Wer etwas Nettes sagt, stößt eher bei der Gegenseite auf Abneigung,
als wenn er drauf los poltert. Klingt paradox, kann man aber tatsächlich
an sich selbst oft beobachten. Es kostet viel Überwindung, aufzustehen
und zu sagen: Moment mal, mir gefällt diese Aida aber außerordentlich
gut, auch wenn sich die Intelligenzia Münchens einig ist: Diese Aida
ist Schmarrn. Die Süddeutsche Zeitung nahm das Fazit des Premierenabends
seinerzeit gleich in der Schlagzeile vorweg: „Ein Buh für die Sterilität“.
Der Münchner Merkur schmähte hinterher: „Sündhaft verharmlost!“.
Ich muss ehrlich sagen, jedes Mal, wenn ich diese Aida von Christof Nel
in München gesehen habe, war ich begeistert. Und die Menschen
im Publikum ebenso. Buhrufe? Habe ich nie gehört. Aber viel spontanen
Applaus, lange Ovationen am Ende und kräftige Bravo-Rufe, die sich
nicht nur auf das Können der Sängerinnen bezogen haben dürfte.
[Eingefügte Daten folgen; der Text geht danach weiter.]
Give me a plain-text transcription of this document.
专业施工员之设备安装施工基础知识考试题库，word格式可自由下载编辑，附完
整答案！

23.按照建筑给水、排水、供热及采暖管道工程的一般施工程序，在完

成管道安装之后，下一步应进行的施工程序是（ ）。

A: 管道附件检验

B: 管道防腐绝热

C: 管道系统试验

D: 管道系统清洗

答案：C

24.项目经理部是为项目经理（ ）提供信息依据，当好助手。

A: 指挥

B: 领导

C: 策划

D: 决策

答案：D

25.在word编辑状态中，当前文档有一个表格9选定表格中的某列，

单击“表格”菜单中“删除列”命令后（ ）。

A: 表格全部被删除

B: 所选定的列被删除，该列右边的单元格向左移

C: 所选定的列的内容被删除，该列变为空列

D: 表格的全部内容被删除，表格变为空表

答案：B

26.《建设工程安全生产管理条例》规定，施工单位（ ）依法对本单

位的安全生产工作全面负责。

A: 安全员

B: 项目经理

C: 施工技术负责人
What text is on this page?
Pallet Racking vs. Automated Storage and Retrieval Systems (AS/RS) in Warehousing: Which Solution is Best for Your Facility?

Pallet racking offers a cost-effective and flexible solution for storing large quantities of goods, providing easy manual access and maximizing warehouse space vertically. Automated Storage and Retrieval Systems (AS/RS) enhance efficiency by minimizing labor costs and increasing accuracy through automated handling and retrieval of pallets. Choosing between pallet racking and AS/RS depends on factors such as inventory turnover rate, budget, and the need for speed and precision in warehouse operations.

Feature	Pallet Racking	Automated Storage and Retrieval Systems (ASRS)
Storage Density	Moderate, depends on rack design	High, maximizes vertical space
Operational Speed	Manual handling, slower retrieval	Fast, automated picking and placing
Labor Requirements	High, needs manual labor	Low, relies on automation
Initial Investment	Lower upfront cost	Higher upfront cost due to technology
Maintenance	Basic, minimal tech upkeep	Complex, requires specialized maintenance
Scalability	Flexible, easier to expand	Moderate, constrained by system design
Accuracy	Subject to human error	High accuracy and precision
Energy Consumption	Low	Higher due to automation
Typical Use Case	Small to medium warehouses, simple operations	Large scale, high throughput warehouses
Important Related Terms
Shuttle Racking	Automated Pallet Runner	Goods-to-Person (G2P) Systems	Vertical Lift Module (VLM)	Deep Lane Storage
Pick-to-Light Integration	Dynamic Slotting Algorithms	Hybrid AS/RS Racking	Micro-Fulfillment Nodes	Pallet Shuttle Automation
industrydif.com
Diese Aida
löst einfach große Gefühle aus. Sie berührt, verwirrt, zieht einen in den
Sog des Horrors wie ein klassischer, gut gemachter Horrorfilm. Aber, das
sagt einem ja schon die gute Erziehung: mit starrsinnigen Senioren
streitet man nicht. Man lässt sie schimpfen und geht seines Weges.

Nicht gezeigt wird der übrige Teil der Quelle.